The wheels of reform grind slowly ... too slowly
Regardless of why a sting operation against four state legislators and others from Philadelphia ultimately crashed, the disconcerting fact is that four lawmakers who allegedly accepted about $20,000 in cash and gifts from an police informant three years ago still are running around the Capitol.
Attorney General Kathleen Kane dropped the case after she took office in 2013, contending that her predecessors fatally poisoned the case by dismissing more than 2,000 fraud charges against Tyron B. Ali, the informant they had recruited to entice public officials with bribes.
At any rate, the case has produced little more than the usual tut-tutting in Harrisburg, when the case cries for sweeping reforms to help gird legislators against temptation.
Incredibly, legislative rules actually allow state lawmakers to accept "gifts" from just about anybody, as long as they report anything over $250.
Since lawmakers have ensured that they are well-paid by the public, ostensibly to represent the public interest, there is no sound rationale for them to accept anything from anyone.
Yet the most recent scandal has inspired only momentum for partial reforms.
Republican Sens. Lisa Baker of Luzerne County and Lloyd Smucker of Lancaster County have introduced a bill to bar lawmakers from accepting cash in any form from anyone attempting to influence legislation. No need to recheck your calendar; that's a pending bill in 2014. Legislators should be embarrassed that they even have to introduce it.
Even so, it applies only to money. There is no reason for lawmakers to be allowed to accept any gifts from anyone - the golf, free meals and other means that influence peddlers still use to get lawmakers' ears.
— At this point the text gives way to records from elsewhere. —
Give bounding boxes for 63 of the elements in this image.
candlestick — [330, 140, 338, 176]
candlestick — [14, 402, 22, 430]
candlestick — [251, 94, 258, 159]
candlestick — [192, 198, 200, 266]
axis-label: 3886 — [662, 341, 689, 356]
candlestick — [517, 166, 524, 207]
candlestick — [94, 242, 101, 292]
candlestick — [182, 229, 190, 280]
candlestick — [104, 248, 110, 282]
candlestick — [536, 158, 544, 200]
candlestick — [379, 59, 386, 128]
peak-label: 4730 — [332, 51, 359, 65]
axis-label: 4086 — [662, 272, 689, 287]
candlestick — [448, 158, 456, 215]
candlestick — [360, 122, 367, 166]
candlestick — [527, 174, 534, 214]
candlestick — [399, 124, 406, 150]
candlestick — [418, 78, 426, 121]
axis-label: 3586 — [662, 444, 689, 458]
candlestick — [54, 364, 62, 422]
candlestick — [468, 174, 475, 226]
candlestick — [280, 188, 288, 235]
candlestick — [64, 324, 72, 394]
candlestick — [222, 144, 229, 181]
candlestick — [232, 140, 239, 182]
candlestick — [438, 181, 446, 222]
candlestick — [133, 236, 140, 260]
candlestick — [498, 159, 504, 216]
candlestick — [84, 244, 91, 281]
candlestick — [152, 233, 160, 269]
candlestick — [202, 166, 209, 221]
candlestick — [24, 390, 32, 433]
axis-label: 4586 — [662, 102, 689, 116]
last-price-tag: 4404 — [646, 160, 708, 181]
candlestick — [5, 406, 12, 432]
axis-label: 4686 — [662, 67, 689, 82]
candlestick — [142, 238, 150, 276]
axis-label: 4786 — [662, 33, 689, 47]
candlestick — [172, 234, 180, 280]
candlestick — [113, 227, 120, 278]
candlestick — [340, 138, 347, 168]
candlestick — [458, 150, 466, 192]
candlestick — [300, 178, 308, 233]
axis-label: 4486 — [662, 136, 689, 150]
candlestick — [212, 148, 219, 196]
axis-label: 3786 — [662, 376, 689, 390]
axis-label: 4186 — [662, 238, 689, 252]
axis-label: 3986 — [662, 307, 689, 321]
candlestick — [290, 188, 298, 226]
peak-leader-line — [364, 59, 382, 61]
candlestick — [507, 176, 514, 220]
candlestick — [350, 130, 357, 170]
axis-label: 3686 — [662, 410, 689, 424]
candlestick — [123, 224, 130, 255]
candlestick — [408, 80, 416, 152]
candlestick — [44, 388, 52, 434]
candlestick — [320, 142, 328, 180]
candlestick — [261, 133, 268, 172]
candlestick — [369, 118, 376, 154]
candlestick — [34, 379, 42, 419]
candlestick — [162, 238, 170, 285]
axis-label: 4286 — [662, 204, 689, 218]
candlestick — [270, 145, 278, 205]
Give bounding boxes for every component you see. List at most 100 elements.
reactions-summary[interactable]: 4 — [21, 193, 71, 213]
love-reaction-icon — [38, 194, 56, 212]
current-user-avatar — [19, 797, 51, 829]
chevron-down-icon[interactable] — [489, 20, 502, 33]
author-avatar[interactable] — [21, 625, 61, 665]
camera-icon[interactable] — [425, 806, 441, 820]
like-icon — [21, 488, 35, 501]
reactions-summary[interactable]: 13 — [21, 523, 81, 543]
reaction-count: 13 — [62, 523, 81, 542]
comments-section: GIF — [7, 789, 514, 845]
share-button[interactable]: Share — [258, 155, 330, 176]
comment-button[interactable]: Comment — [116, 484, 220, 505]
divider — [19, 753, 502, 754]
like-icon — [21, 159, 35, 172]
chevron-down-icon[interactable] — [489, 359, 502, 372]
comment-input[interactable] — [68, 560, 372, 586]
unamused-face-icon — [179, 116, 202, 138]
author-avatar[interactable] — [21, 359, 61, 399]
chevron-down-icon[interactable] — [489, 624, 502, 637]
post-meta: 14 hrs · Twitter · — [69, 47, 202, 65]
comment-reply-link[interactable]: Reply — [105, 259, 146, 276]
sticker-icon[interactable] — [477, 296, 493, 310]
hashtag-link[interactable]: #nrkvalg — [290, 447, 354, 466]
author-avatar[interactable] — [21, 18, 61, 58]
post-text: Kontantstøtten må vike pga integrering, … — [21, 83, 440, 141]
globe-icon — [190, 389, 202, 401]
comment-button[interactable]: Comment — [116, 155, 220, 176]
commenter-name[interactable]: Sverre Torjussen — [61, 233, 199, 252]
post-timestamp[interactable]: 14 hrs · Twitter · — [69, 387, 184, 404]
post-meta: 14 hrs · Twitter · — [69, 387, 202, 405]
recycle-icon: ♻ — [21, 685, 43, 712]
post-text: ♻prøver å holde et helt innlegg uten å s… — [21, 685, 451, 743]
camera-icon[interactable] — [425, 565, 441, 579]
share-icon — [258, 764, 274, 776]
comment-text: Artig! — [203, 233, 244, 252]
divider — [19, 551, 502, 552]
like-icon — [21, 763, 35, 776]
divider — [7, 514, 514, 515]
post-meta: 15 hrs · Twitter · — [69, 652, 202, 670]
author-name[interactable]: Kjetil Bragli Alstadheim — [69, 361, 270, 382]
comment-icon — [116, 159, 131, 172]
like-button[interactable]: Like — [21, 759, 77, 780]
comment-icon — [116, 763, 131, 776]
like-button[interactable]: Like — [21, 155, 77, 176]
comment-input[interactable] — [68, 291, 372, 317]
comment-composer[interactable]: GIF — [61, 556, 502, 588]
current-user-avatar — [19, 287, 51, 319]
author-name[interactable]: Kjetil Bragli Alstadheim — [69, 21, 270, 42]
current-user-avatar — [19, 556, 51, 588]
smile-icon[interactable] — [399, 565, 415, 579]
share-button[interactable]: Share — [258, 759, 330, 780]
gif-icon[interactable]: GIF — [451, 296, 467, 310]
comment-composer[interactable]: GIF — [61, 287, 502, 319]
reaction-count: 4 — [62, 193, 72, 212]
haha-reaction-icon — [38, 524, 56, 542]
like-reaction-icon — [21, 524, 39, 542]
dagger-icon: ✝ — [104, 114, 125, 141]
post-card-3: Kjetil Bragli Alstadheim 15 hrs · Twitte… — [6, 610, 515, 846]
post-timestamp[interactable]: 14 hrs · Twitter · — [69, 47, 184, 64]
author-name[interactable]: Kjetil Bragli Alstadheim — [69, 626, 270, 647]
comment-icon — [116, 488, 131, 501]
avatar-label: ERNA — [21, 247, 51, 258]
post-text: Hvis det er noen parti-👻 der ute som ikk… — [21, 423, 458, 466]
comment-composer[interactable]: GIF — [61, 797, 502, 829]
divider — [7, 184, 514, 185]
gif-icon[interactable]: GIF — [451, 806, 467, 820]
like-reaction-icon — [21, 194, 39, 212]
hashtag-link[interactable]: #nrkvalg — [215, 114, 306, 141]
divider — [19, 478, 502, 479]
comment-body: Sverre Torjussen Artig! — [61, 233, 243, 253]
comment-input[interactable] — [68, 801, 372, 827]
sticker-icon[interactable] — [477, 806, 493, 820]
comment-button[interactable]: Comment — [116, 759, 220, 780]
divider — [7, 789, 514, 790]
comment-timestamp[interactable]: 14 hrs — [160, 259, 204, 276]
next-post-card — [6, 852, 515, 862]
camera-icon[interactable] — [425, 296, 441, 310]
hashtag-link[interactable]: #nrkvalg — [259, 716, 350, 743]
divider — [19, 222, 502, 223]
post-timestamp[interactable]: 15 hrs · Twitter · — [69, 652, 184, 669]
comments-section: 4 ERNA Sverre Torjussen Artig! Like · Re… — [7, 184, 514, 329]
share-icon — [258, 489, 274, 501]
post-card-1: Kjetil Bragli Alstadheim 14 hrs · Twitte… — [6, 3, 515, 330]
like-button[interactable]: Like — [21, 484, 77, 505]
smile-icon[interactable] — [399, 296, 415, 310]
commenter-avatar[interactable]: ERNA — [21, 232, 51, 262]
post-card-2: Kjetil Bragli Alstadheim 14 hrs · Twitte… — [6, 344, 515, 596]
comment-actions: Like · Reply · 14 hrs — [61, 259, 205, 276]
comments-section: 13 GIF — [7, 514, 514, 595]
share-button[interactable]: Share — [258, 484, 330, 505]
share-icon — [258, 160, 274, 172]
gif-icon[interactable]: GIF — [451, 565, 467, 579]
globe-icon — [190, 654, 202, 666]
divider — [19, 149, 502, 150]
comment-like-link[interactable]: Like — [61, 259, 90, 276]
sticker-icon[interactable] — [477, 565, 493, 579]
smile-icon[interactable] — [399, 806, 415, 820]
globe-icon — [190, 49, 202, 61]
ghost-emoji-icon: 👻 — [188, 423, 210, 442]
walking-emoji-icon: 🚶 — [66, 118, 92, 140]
Lawmakers in both houses should simply ban all gifts, thus precluding the possibility of any misunderstanding among them or their legions of suitors.
While they're at it, they also should pass an unrelated but long overdue reform proposed by Republican Sen. Randy Vulakovich of Allegheny County. Rather than allowing lawmakers to collect a flat $159 for expenses they might or might not accrue while in Harrisburg, the bill would require them to submit receipts and be reimbursed for expenses they actually incur.
That's the definition of a no-brainer. Many lawmakers have taken to filing receipts anyway, but unvouchered, tax-free, flat-rate payments amounted to nearly $4 million over the last two-year legislative session.
These reforms should be easy. That they're not indicates the deeper underlying problem.